Almost without doubt, ASA will redouble its efforts on this bill in 2004 and will seek to push for a hearing with other pain-related groups. In this regard, ASA members will be interested to know that last spring, ASA sought to join the Pain Care Coalition — which represents a large number of pain care practitioners — but unfortunately, the coalition failed to act on ASA’s application, allegedly out of concern that given its size, ASA might dominate the coalition’s legislative agenda.

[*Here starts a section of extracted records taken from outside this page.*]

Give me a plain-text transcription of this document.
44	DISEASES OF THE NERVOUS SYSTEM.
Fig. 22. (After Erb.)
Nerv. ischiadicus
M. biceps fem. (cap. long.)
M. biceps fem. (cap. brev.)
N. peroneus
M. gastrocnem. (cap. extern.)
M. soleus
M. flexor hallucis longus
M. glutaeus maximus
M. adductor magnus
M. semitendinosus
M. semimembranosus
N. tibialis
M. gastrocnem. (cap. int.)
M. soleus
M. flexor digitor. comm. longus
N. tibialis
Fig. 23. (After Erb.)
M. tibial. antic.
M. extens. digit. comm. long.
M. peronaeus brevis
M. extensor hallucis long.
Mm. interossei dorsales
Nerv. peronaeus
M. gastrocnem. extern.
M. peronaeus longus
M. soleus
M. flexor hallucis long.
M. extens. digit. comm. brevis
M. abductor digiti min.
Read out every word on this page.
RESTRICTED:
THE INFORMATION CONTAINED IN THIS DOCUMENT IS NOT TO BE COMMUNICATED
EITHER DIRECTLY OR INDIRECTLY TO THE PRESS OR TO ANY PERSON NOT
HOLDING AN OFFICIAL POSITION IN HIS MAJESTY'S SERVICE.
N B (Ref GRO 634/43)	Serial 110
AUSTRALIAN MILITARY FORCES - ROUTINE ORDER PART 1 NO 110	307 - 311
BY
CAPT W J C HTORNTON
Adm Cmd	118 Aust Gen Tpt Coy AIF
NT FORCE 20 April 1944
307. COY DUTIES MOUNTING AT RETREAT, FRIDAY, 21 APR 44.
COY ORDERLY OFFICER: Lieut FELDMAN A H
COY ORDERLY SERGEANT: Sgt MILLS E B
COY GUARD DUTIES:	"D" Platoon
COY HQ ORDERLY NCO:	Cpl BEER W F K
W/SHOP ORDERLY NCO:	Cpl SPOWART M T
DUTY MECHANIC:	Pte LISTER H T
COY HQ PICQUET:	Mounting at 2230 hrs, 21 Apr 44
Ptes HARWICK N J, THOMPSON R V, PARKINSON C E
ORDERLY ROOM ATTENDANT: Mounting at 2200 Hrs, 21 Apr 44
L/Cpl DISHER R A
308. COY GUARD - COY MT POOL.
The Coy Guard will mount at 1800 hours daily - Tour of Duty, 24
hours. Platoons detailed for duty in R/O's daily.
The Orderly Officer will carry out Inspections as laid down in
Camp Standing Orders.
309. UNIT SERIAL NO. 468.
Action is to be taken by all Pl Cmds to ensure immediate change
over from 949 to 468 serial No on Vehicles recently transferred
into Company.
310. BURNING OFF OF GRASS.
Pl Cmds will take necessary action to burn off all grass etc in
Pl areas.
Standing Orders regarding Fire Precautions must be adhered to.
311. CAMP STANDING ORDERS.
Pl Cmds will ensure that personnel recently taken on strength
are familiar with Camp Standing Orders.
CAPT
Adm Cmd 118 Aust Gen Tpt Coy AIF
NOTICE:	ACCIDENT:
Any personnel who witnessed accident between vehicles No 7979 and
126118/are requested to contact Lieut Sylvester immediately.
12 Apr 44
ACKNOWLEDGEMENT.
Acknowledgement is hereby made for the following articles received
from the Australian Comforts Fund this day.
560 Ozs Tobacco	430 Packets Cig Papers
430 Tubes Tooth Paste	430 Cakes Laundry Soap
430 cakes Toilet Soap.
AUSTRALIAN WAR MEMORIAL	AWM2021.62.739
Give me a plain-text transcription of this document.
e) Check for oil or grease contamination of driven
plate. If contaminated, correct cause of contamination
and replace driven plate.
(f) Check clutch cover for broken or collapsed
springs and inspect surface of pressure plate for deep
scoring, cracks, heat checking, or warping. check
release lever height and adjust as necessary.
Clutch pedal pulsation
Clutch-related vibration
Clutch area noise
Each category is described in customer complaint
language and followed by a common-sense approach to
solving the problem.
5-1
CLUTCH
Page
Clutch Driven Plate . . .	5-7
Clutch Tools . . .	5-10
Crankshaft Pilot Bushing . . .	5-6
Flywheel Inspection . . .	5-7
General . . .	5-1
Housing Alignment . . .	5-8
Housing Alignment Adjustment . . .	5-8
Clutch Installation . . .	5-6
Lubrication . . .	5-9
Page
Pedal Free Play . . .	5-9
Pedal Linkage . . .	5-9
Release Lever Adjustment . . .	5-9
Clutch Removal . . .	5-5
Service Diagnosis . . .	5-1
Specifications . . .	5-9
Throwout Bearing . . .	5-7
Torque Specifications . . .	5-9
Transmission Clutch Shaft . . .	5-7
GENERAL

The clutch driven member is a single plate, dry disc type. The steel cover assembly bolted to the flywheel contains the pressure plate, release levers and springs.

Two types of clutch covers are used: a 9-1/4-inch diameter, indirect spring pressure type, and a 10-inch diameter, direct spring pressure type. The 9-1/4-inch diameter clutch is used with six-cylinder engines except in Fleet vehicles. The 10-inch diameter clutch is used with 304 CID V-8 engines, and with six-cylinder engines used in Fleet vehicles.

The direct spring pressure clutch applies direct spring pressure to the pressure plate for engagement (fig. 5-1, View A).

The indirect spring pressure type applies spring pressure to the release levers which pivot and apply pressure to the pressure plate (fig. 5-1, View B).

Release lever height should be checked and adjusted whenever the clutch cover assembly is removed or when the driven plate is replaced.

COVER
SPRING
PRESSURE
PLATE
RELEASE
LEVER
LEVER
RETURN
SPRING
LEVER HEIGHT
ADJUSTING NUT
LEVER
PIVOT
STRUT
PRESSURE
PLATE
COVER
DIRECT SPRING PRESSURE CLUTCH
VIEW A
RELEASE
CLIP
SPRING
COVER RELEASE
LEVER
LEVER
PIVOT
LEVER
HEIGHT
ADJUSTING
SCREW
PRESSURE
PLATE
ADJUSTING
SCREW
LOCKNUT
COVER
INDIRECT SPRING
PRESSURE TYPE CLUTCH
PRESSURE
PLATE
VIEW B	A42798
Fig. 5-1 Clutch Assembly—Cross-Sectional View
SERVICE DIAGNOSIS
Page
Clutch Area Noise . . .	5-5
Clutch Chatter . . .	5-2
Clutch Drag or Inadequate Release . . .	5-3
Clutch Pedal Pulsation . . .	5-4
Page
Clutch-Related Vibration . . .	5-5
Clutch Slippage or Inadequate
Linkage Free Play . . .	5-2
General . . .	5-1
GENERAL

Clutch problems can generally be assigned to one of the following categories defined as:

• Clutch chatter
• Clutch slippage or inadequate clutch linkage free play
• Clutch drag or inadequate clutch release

In sum, leaving aside the Medicare reform bill, the track record of ASA’s 2003 legislative priorities in the first session of the 108th Congress has not been exemplary. Before any conclusion is drawn from this assessment, however, one must keep in mind that few legislative priorities reach fruition in a single session or even a single Congress, and the ASA leadership will certainly have this fact in mind as it analyzes priorities for 2004 and, for that matter, 2005.

However one may feel about the overall wisdom of the Medicare drug bill, moreover, there is much in that bill that should generate satisfaction. Although the success in avoiding a reimbursement cut came about only because Congress deferred dealing with the fundamental problem of the SGR, a cut was avoided for 2004 and 2005 to the tune of $150 million more for anesthesia services.

Beyond that, the bill contains regulatory reform provisions sought by organized medicine for the past three years, a program for voluntary (not mandatory) use of carefully developed e-prescribing techniques, avoidance of various draconian proposals for cutting Medicare payments for outpatient drugs and the easing of the rules by which reimbursement for locum tenens physicians’ services may be obtained. In short there are a few cashews and walnuts among the peanuts.